According to his obituary in The Telegraph, a prominent British newspaper, Brian Lister went to work in an engineering company founded by his grandfather in 1890, and spent two years during World War II serving in the Royal Air Force, which he selected because he was a jazz enthusiast and “The RAF had the best bands,” Lister said.
Lister played drums in one of those bands, known as the Downbeats.
But among those who regularly visit this website, Lister isn’t known for his military service or ability as a drummer but for the sports and racing cars produced by Lister Cars, which he founded in 1954.
The Pick of the Day is one of those cars, and more, because it is the first 1959 Lister Chevrolet-Costin, the prototype for those to follow. The car is advertised on ClassicCars.com by a respected classic and racing car dealership in Scotts Valley, California.
No price is listed for the car, but it likely will not be inexpensive based on its history.
The car made its debut at the Goodwood circuit in 1959. Not only was Brian Lister involved with its creation, but to keep his competitive advantage on the race track, he recruited aeronautical engineer Frank Costin to help with the new model’s design.

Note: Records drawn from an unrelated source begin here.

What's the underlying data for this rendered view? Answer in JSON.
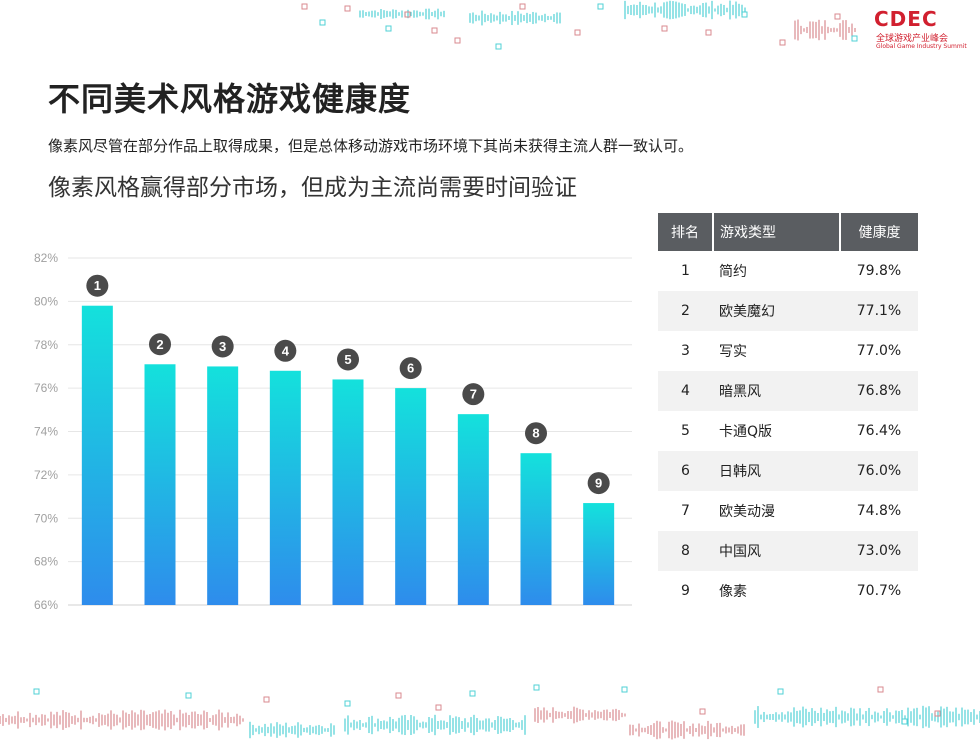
{
  "logo": {
    "mark": "CDEC",
    "cn": "全球游戏产业峰会",
    "en": "Global Game Industry Summit"
  },
  "title": "不同美术风格游戏健康度",
  "description": "像素风尽管在部分作品上取得成果，但是总体移动游戏市场环境下其尚未获得主流人群一致认可。",
  "subtitle": "像素风格赢得部分市场，但成为主流尚需要时间验证",
  "colors": {
    "bar_top": "#14e1dc",
    "bar_bottom": "#2e8cec",
    "badge": "#4a4a4a",
    "accent": "#d1202f",
    "header_bg": "#5a5d61"
  },
  "chart_data": {
    "type": "bar",
    "categories": [
      "1",
      "2",
      "3",
      "4",
      "5",
      "6",
      "7",
      "8",
      "9"
    ],
    "values": [
      79.8,
      77.1,
      77.0,
      76.8,
      76.4,
      76.0,
      74.8,
      73.0,
      70.7
    ],
    "ylim": [
      66,
      82
    ],
    "yticks": [
      "66%",
      "68%",
      "70%",
      "72%",
      "74%",
      "76%",
      "78%",
      "80%",
      "82%"
    ],
    "grid": true
  },
  "table": {
    "headers": [
      "排名",
      "游戏类型",
      "健康度"
    ],
    "rows": [
      [
        "1",
        "简约",
        "79.8%"
      ],
      [
        "2",
        "欧美魔幻",
        "77.1%"
      ],
      [
        "3",
        "写实",
        "77.0%"
      ],
      [
        "4",
        "暗黑风",
        "76.8%"
      ],
      [
        "5",
        "卡通Q版",
        "76.4%"
      ],
      [
        "6",
        "日韩风",
        "76.0%"
      ],
      [
        "7",
        "欧美动漫",
        "74.8%"
      ],
      [
        "8",
        "中国风",
        "73.0%"
      ],
      [
        "9",
        "像素",
        "70.7%"
      ]
    ]
  }
}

“Drawing on all of this expertise he came up with the design for the Lister Costin,” the seller notes, “which was in many ways a true (Jaguar) D-Type successor.
“In total, 13 Lister Costins were built; one Chevrolet V8-powered prototype, and 12 production versions; three with Jaguar power, eight with Chevrolet V8 engines, and one with a Maserati V8.”

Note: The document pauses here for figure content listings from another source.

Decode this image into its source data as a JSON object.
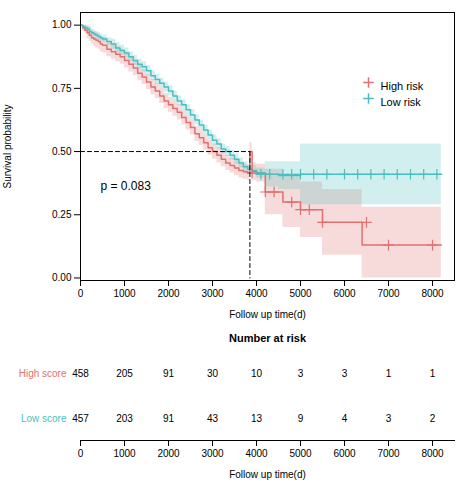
{
  "chart_data": {
    "type": "step",
    "xlabel": "Follow up time(d)",
    "ylabel": "Survival probability",
    "xlim": [
      0,
      8500
    ],
    "ylim": [
      -0.01,
      1.05
    ],
    "xticks": [
      0,
      1000,
      2000,
      3000,
      4000,
      5000,
      6000,
      7000,
      8000
    ],
    "yticks": [
      {
        "value": 0,
        "label": "0.00"
      },
      {
        "value": 0.25,
        "label": "0.25"
      },
      {
        "value": 0.5,
        "label": "0.50"
      },
      {
        "value": 0.75,
        "label": "0.75"
      },
      {
        "value": 1,
        "label": "1.00"
      }
    ],
    "legend": "upper right",
    "annotations": [
      "p = 0.083"
    ],
    "reference_lines": [
      {
        "x": [
          0,
          3850
        ],
        "y": [
          0.5,
          0.5
        ],
        "line_style": "dashed"
      },
      {
        "x": [
          3850,
          3850
        ],
        "y": [
          0.5,
          0
        ],
        "line_style": "dashed"
      }
    ],
    "series": [
      {
        "name": "High risk",
        "color": "#E07070",
        "x": [
          0,
          50,
          100,
          150,
          200,
          250,
          300,
          350,
          400,
          450,
          500,
          600,
          700,
          800,
          900,
          1000,
          1100,
          1200,
          1300,
          1400,
          1500,
          1600,
          1700,
          1800,
          1900,
          2000,
          2100,
          2200,
          2300,
          2400,
          2500,
          2600,
          2700,
          2800,
          2900,
          3000,
          3100,
          3200,
          3300,
          3400,
          3500,
          3600,
          3700,
          3800,
          3850,
          3900,
          4000,
          4200,
          4400,
          4600,
          5000,
          5500,
          6200,
          6400,
          8000,
          8200
        ],
        "values": [
          1.0,
          0.99,
          0.98,
          0.97,
          0.96,
          0.95,
          0.945,
          0.94,
          0.935,
          0.925,
          0.92,
          0.905,
          0.895,
          0.885,
          0.875,
          0.86,
          0.845,
          0.83,
          0.81,
          0.795,
          0.775,
          0.755,
          0.74,
          0.72,
          0.7,
          0.685,
          0.67,
          0.655,
          0.635,
          0.615,
          0.595,
          0.57,
          0.555,
          0.535,
          0.515,
          0.5,
          0.485,
          0.47,
          0.455,
          0.445,
          0.435,
          0.425,
          0.42,
          0.415,
          0.5,
          0.42,
          0.415,
          0.34,
          0.34,
          0.3,
          0.27,
          0.22,
          0.22,
          0.13,
          0.13,
          0.13
        ],
        "upper": [
          1.0,
          1.0,
          1.0,
          0.995,
          0.99,
          0.98,
          0.975,
          0.97,
          0.965,
          0.955,
          0.95,
          0.935,
          0.925,
          0.915,
          0.905,
          0.89,
          0.875,
          0.86,
          0.84,
          0.825,
          0.805,
          0.785,
          0.77,
          0.75,
          0.73,
          0.715,
          0.7,
          0.685,
          0.665,
          0.645,
          0.625,
          0.6,
          0.585,
          0.565,
          0.545,
          0.53,
          0.515,
          0.5,
          0.485,
          0.475,
          0.465,
          0.455,
          0.45,
          0.445,
          0.535,
          0.455,
          0.45,
          0.43,
          0.43,
          0.4,
          0.38,
          0.35,
          0.35,
          0.28,
          0.28,
          0.28
        ],
        "lower": [
          1.0,
          0.975,
          0.965,
          0.945,
          0.935,
          0.925,
          0.915,
          0.91,
          0.905,
          0.895,
          0.89,
          0.875,
          0.865,
          0.855,
          0.845,
          0.83,
          0.815,
          0.8,
          0.78,
          0.765,
          0.745,
          0.725,
          0.71,
          0.69,
          0.67,
          0.655,
          0.64,
          0.625,
          0.605,
          0.585,
          0.565,
          0.54,
          0.525,
          0.505,
          0.485,
          0.47,
          0.455,
          0.44,
          0.425,
          0.415,
          0.405,
          0.395,
          0.39,
          0.385,
          0.465,
          0.385,
          0.38,
          0.25,
          0.25,
          0.2,
          0.16,
          0.09,
          0.09,
          0.0,
          0.0,
          0.0
        ],
        "censor_x": [
          3900,
          4200,
          4400,
          4800,
          5000,
          5200,
          5500,
          6500,
          7000,
          8000
        ],
        "censor_y": [
          0.415,
          0.34,
          0.34,
          0.3,
          0.27,
          0.27,
          0.22,
          0.22,
          0.13,
          0.13
        ]
      },
      {
        "name": "Low risk",
        "color": "#4BBFBF",
        "x": [
          0,
          50,
          100,
          150,
          200,
          250,
          300,
          350,
          400,
          450,
          500,
          600,
          700,
          800,
          900,
          1000,
          1100,
          1200,
          1300,
          1400,
          1500,
          1600,
          1700,
          1800,
          1900,
          2000,
          2100,
          2200,
          2300,
          2400,
          2500,
          2600,
          2700,
          2800,
          2900,
          3000,
          3100,
          3200,
          3300,
          3400,
          3500,
          3600,
          3700,
          3800,
          3900,
          4000,
          4200,
          4500,
          5000,
          5500,
          6000,
          6500,
          7000,
          7500,
          8000,
          8200
        ],
        "values": [
          1.0,
          0.995,
          0.99,
          0.985,
          0.975,
          0.97,
          0.965,
          0.96,
          0.955,
          0.95,
          0.945,
          0.935,
          0.925,
          0.91,
          0.9,
          0.89,
          0.875,
          0.86,
          0.845,
          0.835,
          0.82,
          0.8,
          0.785,
          0.77,
          0.755,
          0.74,
          0.72,
          0.7,
          0.685,
          0.665,
          0.645,
          0.625,
          0.605,
          0.585,
          0.565,
          0.545,
          0.53,
          0.51,
          0.5,
          0.485,
          0.47,
          0.455,
          0.44,
          0.43,
          0.425,
          0.415,
          0.41,
          0.405,
          0.41,
          0.41,
          0.41,
          0.41,
          0.41,
          0.41,
          0.41,
          0.41
        ],
        "upper": [
          1.0,
          1.0,
          1.0,
          1.0,
          0.995,
          0.985,
          0.98,
          0.975,
          0.97,
          0.965,
          0.96,
          0.95,
          0.945,
          0.93,
          0.92,
          0.91,
          0.895,
          0.88,
          0.865,
          0.855,
          0.84,
          0.82,
          0.805,
          0.79,
          0.775,
          0.76,
          0.74,
          0.72,
          0.705,
          0.685,
          0.665,
          0.645,
          0.625,
          0.605,
          0.585,
          0.565,
          0.55,
          0.53,
          0.52,
          0.505,
          0.49,
          0.475,
          0.46,
          0.45,
          0.445,
          0.435,
          0.46,
          0.46,
          0.53,
          0.53,
          0.53,
          0.53,
          0.53,
          0.53,
          0.53,
          0.53
        ],
        "lower": [
          1.0,
          0.98,
          0.975,
          0.97,
          0.96,
          0.955,
          0.95,
          0.945,
          0.94,
          0.935,
          0.93,
          0.92,
          0.905,
          0.89,
          0.88,
          0.87,
          0.855,
          0.84,
          0.825,
          0.815,
          0.8,
          0.78,
          0.765,
          0.75,
          0.735,
          0.72,
          0.7,
          0.68,
          0.665,
          0.645,
          0.625,
          0.605,
          0.585,
          0.565,
          0.545,
          0.525,
          0.51,
          0.49,
          0.48,
          0.465,
          0.45,
          0.435,
          0.42,
          0.41,
          0.405,
          0.395,
          0.36,
          0.35,
          0.29,
          0.29,
          0.29,
          0.29,
          0.29,
          0.29,
          0.29,
          0.29
        ],
        "censor_x": [
          4100,
          4300,
          4600,
          4800,
          5000,
          5300,
          5600,
          6000,
          6300,
          6600,
          6900,
          7200,
          7500,
          7800,
          8100
        ],
        "censor_y": [
          0.41,
          0.41,
          0.41,
          0.41,
          0.41,
          0.41,
          0.41,
          0.41,
          0.41,
          0.41,
          0.41,
          0.41,
          0.41,
          0.41,
          0.41
        ]
      }
    ],
    "risk_table": {
      "title": "Number at risk",
      "x": [
        0,
        1000,
        2000,
        3000,
        4000,
        5000,
        6000,
        7000,
        8000
      ],
      "rows": [
        {
          "label": "High score",
          "counts": [
            458,
            205,
            91,
            30,
            10,
            3,
            3,
            1,
            1
          ]
        },
        {
          "label": "Low score",
          "counts": [
            457,
            203,
            91,
            43,
            13,
            9,
            4,
            3,
            2
          ]
        }
      ]
    }
  }
}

But the car on offer, BHL 121, was the first. Its first owner was racer John Ewer, who raced it successfully at Snetterton, Goodwood and Silverstone before selling the car in 1960 to Jimmy de Villiers of Southern Rhodesia. The car took part in the first Rhodesian Grand Prix and reportedly won the South African season’s championship with John Love in the cockpit.
The seller notes that in 1986, the car was discovered and purchased by Cedric Selzer, a former Team Lotus F1 mechanic and returned to England, where it was sold to David Beckett, who engaged in a restoration project and then raced the car in vintage events, taking British championships in 1988 and again in 1991.
The car continued to race with various owners before being sold for $184,000 to Vintage Racing Motors, an American collection, at a Brooks Auction at the 1995 Goodwood Festival of Speed.
The car was sold again in 1999 to Pat Hart, a New Zealander who sent it to yet another restoration, finished just in time for the car to finish second in class in the Monterey Historics. Hart would race the car in the U.S. and his native country for the next decade, putting on the pole and winning his class at Monterey in 2001.
The car has undergone a mechanical sorting and a cosmetic refresh taking it back to its original crimson color with white roundels. The No. 1 is the figure it wore when it raced in 1959, the seller notes.
The car’s “fresh” 327cid Chevrolet V8 carries period Hilborn fuel injection.